MPL 2.0 is more concise and more in line with the current patent and copyright landscape

Jan 4, 2012 14:21 GMT  ·  By
The Mozilla Public License 2.0 has been released, replacing the current MPL 1.1, dating from 1999
   The Mozilla Public License 2.0 has been released, replacing the current MPL 1.1, dating from 1999

Mozilla has announced that it has released a new version of its Mozilla Public License, the license under which Firefox, Thunderbird and most other Mozilla software and source code is distributed.

The MPL 2.0 is the first update to the license in more than a decade. Its scope was to make the text of the license shorter, more concise but also better compatible with international copyright laws and easier to adapt to changes.

"The maintainers of the Mozilla Public License are excited to announce the release of version 2.0 of the Mozilla Public License. We hope that this license will serve its users well for the next decade, just as MPL 1.1 did," Mozilla announced.

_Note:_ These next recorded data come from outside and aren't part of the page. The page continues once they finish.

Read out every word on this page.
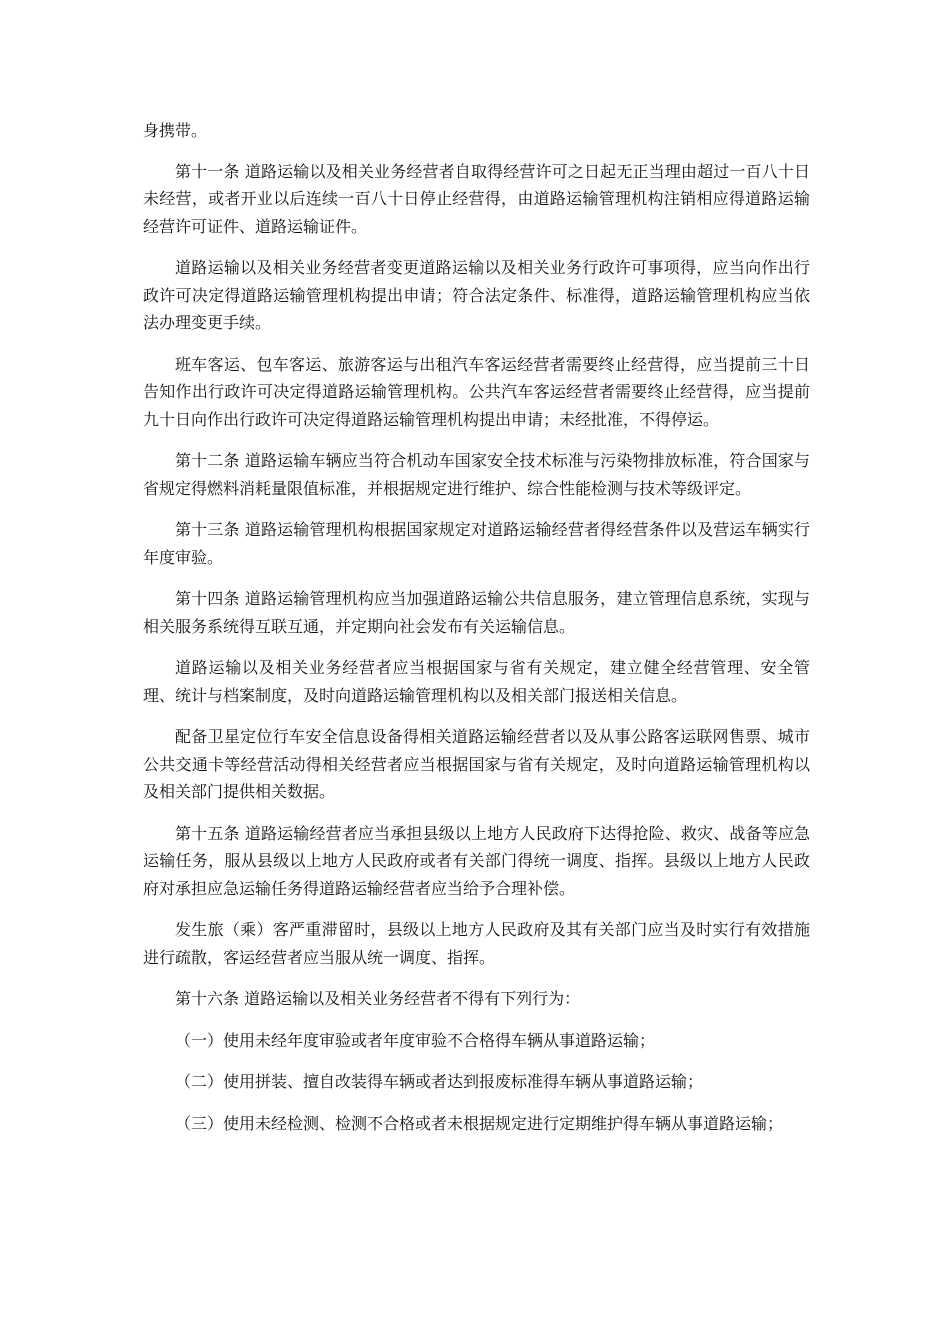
身携带。

第十一条 道路运输以及相关业务经营者自取得经营许可之日起无正当理由超过一百八十日未经营，或者开业以后连续一百八十日停止经营得，由道路运输管理机构注销相应得道路运输经营许可证件、道路运输证件。

道路运输以及相关业务经营者变更道路运输以及相关业务行政许可事项得，应当向作出行政许可决定得道路运输管理机构提出申请；符合法定条件、标准得，道路运输管理机构应当依法办理变更手续。

班车客运、包车客运、旅游客运与出租汽车客运经营者需要终止经营得，应当提前三十日告知作出行政许可决定得道路运输管理机构。公共汽车客运经营者需要终止经营得，应当提前九十日向作出行政许可决定得道路运输管理机构提出申请；未经批准，不得停运。

第十二条 道路运输车辆应当符合机动车国家安全技术标准与污染物排放标准，符合国家与省规定得燃料消耗量限值标准，并根据规定进行维护、综合性能检测与技术等级评定。

第十三条 道路运输管理机构根据国家规定对道路运输经营者得经营条件以及营运车辆实行年度审验。

第十四条 道路运输管理机构应当加强道路运输公共信息服务，建立管理信息系统，实现与相关服务系统得互联互通，并定期向社会发布有关运输信息。

道路运输以及相关业务经营者应当根据国家与省有关规定，建立健全经营管理、安全管理、统计与档案制度，及时向道路运输管理机构以及相关部门报送相关信息。

配备卫星定位行车安全信息设备得相关道路运输经营者以及从事公路客运联网售票、城市公共交通卡等经营活动得相关经营者应当根据国家与省有关规定，及时向道路运输管理机构以及相关部门提供相关数据。

第十五条 道路运输经营者应当承担县级以上地方人民政府下达得抢险、救灾、战备等应急运输任务，服从县级以上地方人民政府或者有关部门得统一调度、指挥。县级以上地方人民政府对承担应急运输任务得道路运输经营者应当给予合理补偿。

发生旅（乘）客严重滞留时，县级以上地方人民政府及其有关部门应当及时实行有效措施进行疏散，客运经营者应当服从统一调度、指挥。

第十六条 道路运输以及相关业务经营者不得有下列行为：

（一）使用未经年度审验或者年度审验不合格得车辆从事道路运输；

（二）使用拼装、擅自改装得车辆或者达到报废标准得车辆从事道路运输；

（三）使用未经检测、检测不合格或者未根据规定进行定期维护得车辆从事道路运输；
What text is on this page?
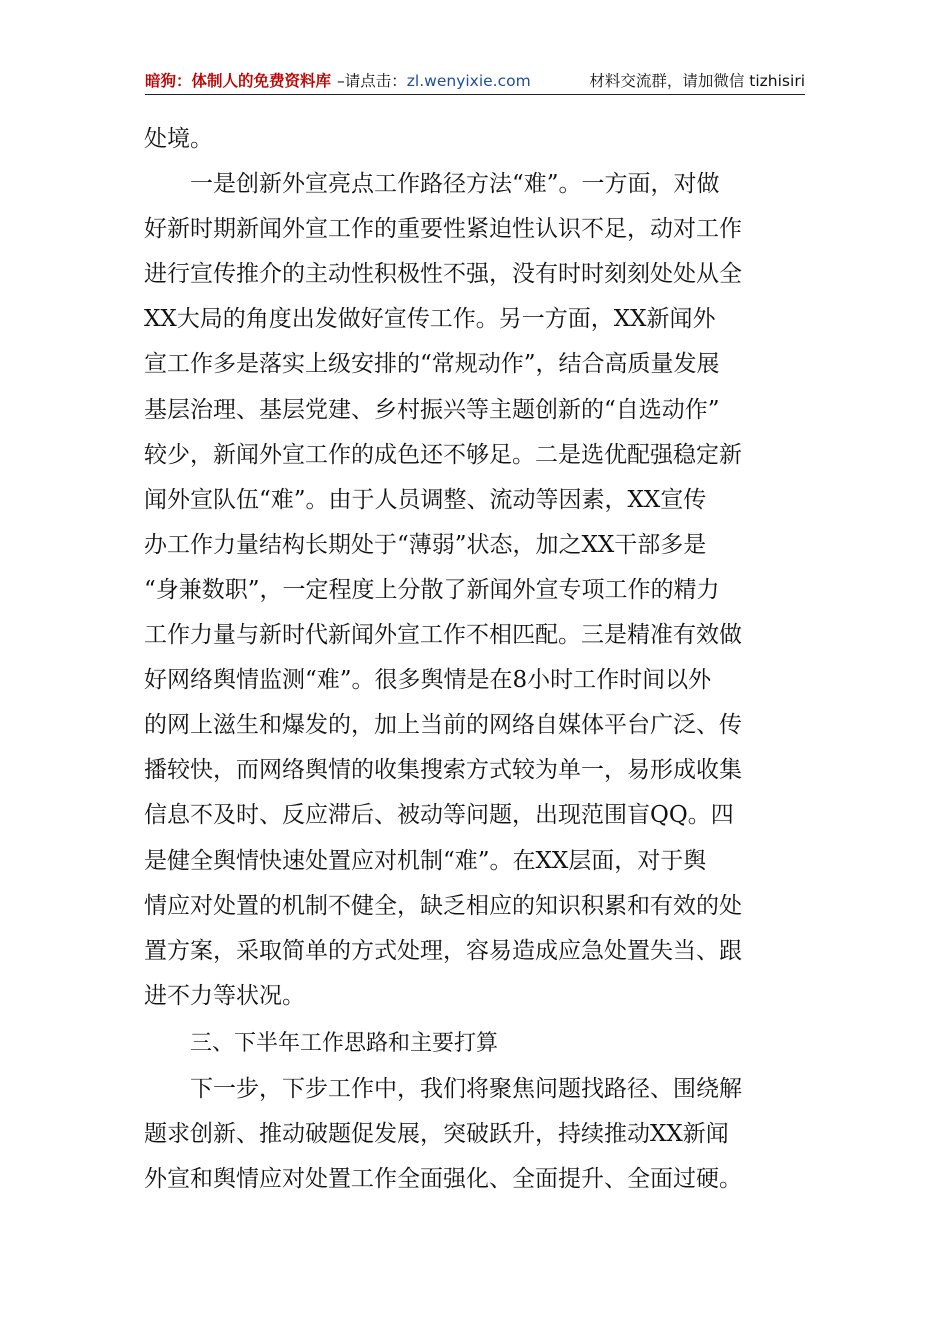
暗狗：体制人的免费资料库 –请点击：zl.wenyixie.com	材料交流群，请加微信 tizhisiri
处境。
一是创新外宣亮点工作路径方法“难”。一方面，对做
好新时期新闻外宣工作的重要性紧迫性认识不足，动对工作
进行宣传推介的主动性积极性不强，没有时时刻刻处处从全
XX大局的角度出发做好宣传工作。另一方面，XX新闻外
宣工作多是落实上级安排的“常规动作”，结合高质量发展
基层治理、基层党建、乡村振兴等主题创新的“自选动作”
较少，新闻外宣工作的成色还不够足。二是选优配强稳定新
闻外宣队伍“难”。由于人员调整、流动等因素，XX宣传
办工作力量结构长期处于“薄弱”状态，加之XX干部多是
“身兼数职”，一定程度上分散了新闻外宣专项工作的精力
工作力量与新时代新闻外宣工作不相匹配。三是精准有效做
好网络舆情监测“难”。很多舆情是在8小时工作时间以外
的网上滋生和爆发的，加上当前的网络自媒体平台广泛、传
播较快，而网络舆情的收集搜索方式较为单一，易形成收集
信息不及时、反应滞后、被动等问题，出现范围盲QQ。四
是健全舆情快速处置应对机制“难”。在XX层面，对于舆
情应对处置的机制不健全，缺乏相应的知识积累和有效的处
置方案，采取简单的方式处理，容易造成应急处置失当、跟
进不力等状况。
三、下半年工作思路和主要打算
下一步，下步工作中，我们将聚焦问题找路径、围绕解
题求创新、推动破题促发展，突破跃升，持续推动XX新闻
外宣和舆情应对处置工作全面强化、全面提升、全面过硬。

"Just like version 1.1, version 2.0 of the Mozilla Public License is a 'file-level copyleft' license. The license is designed to encourage contributors to share modifications they make to MPL-licensed code, while still allowing users to create projects that combine MPL-licensed code with code under other licenses (either open or proprietary)," it explained.

Like its predecessor, MPL 1.1, MPL 2.0 has gotten the stamp of approval from both the Free Software Foundation and by the Open Source Initiative. Mozilla has already decided to upgrade the license for all of its software.

The essence of the license is unchanged, it aims to fill the space between the liberal Apache license and the more restrictive GLP-type licenses. The gist of it is that anyone can use MPL code and modify it as long as those modifications are also distributed under the MPL and shared.

However, MPL code can be incorporated into larger proprietary code without the requirement of distributing that code as well under an open license.

The changes mostly refer to the language of the text. Parts that didn't have to be in there were removed and other parts become clearer. The new text also incorporates input from international copyright lawyers.

Another addition is better patent protection, a subject of increasing importance for open-source software, and the ability for an entire community of contributors to protect a single contributor in the case of a lawsuit.

As far as Firefox or Thunderbird users are concerned, the new license means little to nothing to them, the distribution of the binaries will suffer no change.